DBConfig
The DBConfig
class specifies the storage location for the index, with options for in-memory storage, databases, or file-based storage.
Parameters
Parameter | Type | Default | Description |
---|
location | string | - | DB location (redis , postgres , memory ) |
table_name | string | None | (Optional) Table name (postgres -only) |
connection_string | string | None | (Optional) Connection string to access DB. |
The supported location
options are:
"redis"
: Use for high-speed, in-memory storage (recommended for index_location
).
"postgres"
: Use for reliable, SQL-based storage (recommended for config_location
).
"memory"
Use for temporary in-memory storage (for benchmarking and evaluation purposes).
Example Usage
import cyborgdb_core as cyborgdb
index_location = cyborgdb.DBConfig(location="redis",
connection_string="redis://localhost")
config_location = cyborgdb.DBConfig(location="postgres",
table_name="config_table", connection_string="host=localhost dbname=postgres")

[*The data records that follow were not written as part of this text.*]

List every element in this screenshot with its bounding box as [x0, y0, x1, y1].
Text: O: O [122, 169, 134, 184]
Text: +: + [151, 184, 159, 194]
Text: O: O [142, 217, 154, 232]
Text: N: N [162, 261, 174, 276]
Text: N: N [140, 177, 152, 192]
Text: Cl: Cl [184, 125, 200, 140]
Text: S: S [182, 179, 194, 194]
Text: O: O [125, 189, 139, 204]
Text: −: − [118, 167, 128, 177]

For more info, you can read about supported backing stores here.
DistanceMetric
DistanceMetric
is a string representing the distance metric used for the index. Options include:
"cosine"
: Cosine similarity.
"euclidean"
: Euclidean distance.
"squared_euclidean"
: Squared Euclidean distance.
IndexConfig
The IndexConfig
class defines the parameters for the type of index to be created. Each index type (e.g., ivf
, ivfflat
, ivfpq
) has unique configuration options:
IndexIVF
Ideal for large-scale datasets where fast retrieval is prioritized over high recall:
Speed | Recall | Index Size |
---|
Fastest | Lowest | Smallest |
Parameters
Parameter | Type | Description |
---|
dimension | int | Dimensionality of vector embeddings. |
n_lists | int | Number of inverted index lists to create in the index (recommended base-2 value). |
metric | str | (Optional) Distance metric to use for index build and queries. |
Example Usage
import cyborgdb_core as cyborgdb
index_config = cyborgdb.IndexIVF(dimension=128, n_lists=1024, metric="euclidean")
IndexIVFFlat
Suitable for applications requiring high recall with less concern for memory usage:
Speed | Recall | Index Size |
---|
Fast | Highest | Biggest |
Parameters
Parameter | Type | Description |
---|
dimension | int | Dimensionality of vector embeddings. |
n_lists | int | Number of inverted index lists to create in the index (recommended base-2 value). |
metric | str | (Optional) Distance metric to use for index build and queries. |
Example Usage
import cyborgdb_core as cyborgdb
index_config = cyborgdb.IndexIVFFlat(dimension=128, n_lists=1024, metric="euclidean")
IndexIVFPQ
Product Quantization compresses embeddings, making it suitable for balancing memory use and recall:
Speed | Recall | Index Size |
---|
Fast | High | Medium |
Parameters
Parameter | Type | Description |
---|
dimension | int | Dimensionality of vector embeddings. |
n_lists | int | Number of inverted index lists to create in the index (recommended base-2 value). |
pq_dim | int | Dimensionality of embeddings after quantization (less than or equal to dimension ). |
pq_bits | int | Number of bits per dimension for PQ embeddings (between 1 and 16). |
metric | str | (Optional) Distance metric to use for index build and queries. |
Example Usage
import cyborgdb_core as cyborgdb
index_config = cyborgdb.IndexIVFPQ(dimension=128, n_lists=1024, pq_dim=64, pq_bits=8, metric="euclidean")
If embedding_model
is defined in create_index()
, then dimension
is unncessary in IndexConfig
.